A Kurdish singer who was held in pretrial detention in Turkey for more than a year on terrorism charges has recounted the mistreatment she and some members of the Gülen movement were subjected to in addition to the poor prison conditions they faced, in an interview published by the Kronos news website over the weekend.
Saide İnanç, who is known by the stage name of Hozan Canê, was detained on June 21, 2018 and arrested by a court six days later on charges that included membership in the outlawed Kurdistan Workers’ Party (PKK) and insulting Turkish President Recep Tayyip Erdoğan and Atatürk, the founder of modern Turkey.
İnanç said that after she was detained, the police officers made her undress and told her to sign a document, saying she would be released if she did. After she refused, the officers made her wait two hours with her hands cuffed behind her back. They then took her from İstanbul to Edirne early the next day and kept her in a small, dirty cell.

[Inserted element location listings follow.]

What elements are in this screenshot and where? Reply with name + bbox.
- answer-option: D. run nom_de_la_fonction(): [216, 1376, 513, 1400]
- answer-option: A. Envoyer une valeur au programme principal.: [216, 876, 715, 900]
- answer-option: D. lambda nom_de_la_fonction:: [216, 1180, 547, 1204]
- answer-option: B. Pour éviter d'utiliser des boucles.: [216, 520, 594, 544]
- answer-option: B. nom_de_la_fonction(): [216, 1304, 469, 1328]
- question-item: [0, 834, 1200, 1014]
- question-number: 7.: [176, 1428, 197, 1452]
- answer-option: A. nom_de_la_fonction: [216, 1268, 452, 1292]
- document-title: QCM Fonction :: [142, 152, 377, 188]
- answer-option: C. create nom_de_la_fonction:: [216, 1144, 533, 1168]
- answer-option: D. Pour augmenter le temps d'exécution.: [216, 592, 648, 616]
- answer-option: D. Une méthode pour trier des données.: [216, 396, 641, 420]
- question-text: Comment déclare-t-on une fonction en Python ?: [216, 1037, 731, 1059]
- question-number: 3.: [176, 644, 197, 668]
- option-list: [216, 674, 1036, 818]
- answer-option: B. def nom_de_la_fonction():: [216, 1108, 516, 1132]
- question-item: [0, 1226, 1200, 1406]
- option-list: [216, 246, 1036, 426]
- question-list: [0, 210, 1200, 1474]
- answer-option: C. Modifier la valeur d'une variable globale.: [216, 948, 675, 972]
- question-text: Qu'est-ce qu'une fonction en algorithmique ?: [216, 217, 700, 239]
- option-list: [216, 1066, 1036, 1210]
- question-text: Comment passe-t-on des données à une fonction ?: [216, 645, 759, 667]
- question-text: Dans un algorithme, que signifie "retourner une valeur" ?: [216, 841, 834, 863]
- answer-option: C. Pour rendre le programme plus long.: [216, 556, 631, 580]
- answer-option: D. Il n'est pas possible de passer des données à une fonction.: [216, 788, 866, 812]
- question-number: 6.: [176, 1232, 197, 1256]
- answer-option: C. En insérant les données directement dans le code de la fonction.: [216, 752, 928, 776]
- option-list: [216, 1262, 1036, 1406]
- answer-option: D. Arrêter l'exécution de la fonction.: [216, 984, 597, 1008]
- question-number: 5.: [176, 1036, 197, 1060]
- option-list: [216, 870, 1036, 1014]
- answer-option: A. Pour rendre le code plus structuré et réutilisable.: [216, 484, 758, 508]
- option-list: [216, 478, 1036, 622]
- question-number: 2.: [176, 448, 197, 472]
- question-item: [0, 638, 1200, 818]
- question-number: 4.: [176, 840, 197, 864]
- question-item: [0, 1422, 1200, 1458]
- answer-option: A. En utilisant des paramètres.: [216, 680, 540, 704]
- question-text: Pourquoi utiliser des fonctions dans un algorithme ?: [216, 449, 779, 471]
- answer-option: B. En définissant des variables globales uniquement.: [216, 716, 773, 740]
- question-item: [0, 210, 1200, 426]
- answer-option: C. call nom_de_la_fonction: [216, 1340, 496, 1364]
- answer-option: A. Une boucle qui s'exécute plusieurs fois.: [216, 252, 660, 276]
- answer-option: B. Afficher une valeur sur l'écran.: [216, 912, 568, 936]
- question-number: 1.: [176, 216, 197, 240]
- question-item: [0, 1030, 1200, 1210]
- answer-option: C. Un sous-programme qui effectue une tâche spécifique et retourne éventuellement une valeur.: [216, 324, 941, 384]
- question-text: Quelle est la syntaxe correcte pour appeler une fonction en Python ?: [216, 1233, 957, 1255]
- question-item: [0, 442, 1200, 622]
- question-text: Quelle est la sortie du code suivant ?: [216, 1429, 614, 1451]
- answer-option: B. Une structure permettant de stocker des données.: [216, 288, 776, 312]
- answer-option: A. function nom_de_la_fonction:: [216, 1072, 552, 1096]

According to the singer, she became ill from food given to her by the counterterrorism police on the second day of her custody. She was taken to a hospital, where her stomach was pumped.
She said, with tears in her eyes, according to Kronos, that when she was transferred to Edirne Prison, she was strip-searched by seven guards. Then, one of the guards searched a body cavity supposedly for heroin.
“One guard grabbed one of my legs, the other held my other leg… Another guard … put her hand in my vagina looking for heroin. I was bleeding,” İnanç was quoted as saying.
Because she complained about the conditions of her original cell, the singer was then sent to a ward where nearly 20 inmates, arrested due to their alleged links to the faith-based Gülen movement, were kept, İnanç told Kronos.
Erdoğan has been targeting followers of the Gülen movement, a faith-based group inspired by Turkish cleric Fethullah Gülen, since the corruption investigations of December 17-25, 2013, which implicated then-Prime Minister Erdoğan, his family members and his inner circle.
Dismissing the investigations as a Gülenist coup and conspiracy against his government, Erdoğan designated the movement as a terrorist organization and began to target its members. He intensified the crackdown on the movement following a coup attempt on July 15, 2016 that he accused Gülen of masterminding. Gülen and the movement strongly deny involvement in the abortive putsch or any terrorist activity.
Kronos said that İnanç initially feared her fellow inmates because the guards told her they were members of a terrorist organization and would kill her in addition to making her sign a document saying it was not not their responsibility if she were to be murdered by them.
“Then she [an inmate], Emine, came and took my hand. ‘I think you are very afraid [of us],” she said. … ‘Don’t be afraid, sister. They’re lying. We are not terrorists, you are not a terrorist, it is terrorists that are doing this to us,’ she said. I was relieved when she said that,” İnanç said, adding that her fellow inmates also took care of her.
Regarding the conditions of the prison, İnanç said that they weren’t given enough to eat, the ventilation was inadequate and the bathrooms were filthy, with water for bathing provided once a week for only half an hour.
The singer further told Kronos that what affected her the most psychologically in prison was seeing the poor condition of a 15-day-old baby who was being taken care of without baby formula, diapers or cream to treat rashes.
İnanç, who is a dual German-Turkish citizen, was transferred to Bakırköy Prison in İstanbul, where she stayed for over a year, through the efforts of the German embassy after spending more than a month in Edirne Prison.
The second traumatic incident İnanç experienced, after seeing a 15-day-old baby accompanying its mother in prison, was being kept in isolation a month or so before her release from Bakırköy Prison, Kronos said.
“What’s most dangerous for Turkey right now is the monstrous regime of Erdoğan,” the singer was quoted as saying.
The ruling Justice and Development Party (AKP) increased its crackdown on Kurds, especially after the collapse of Ankara’s reconciliation process with the outlawed PKK in 2015.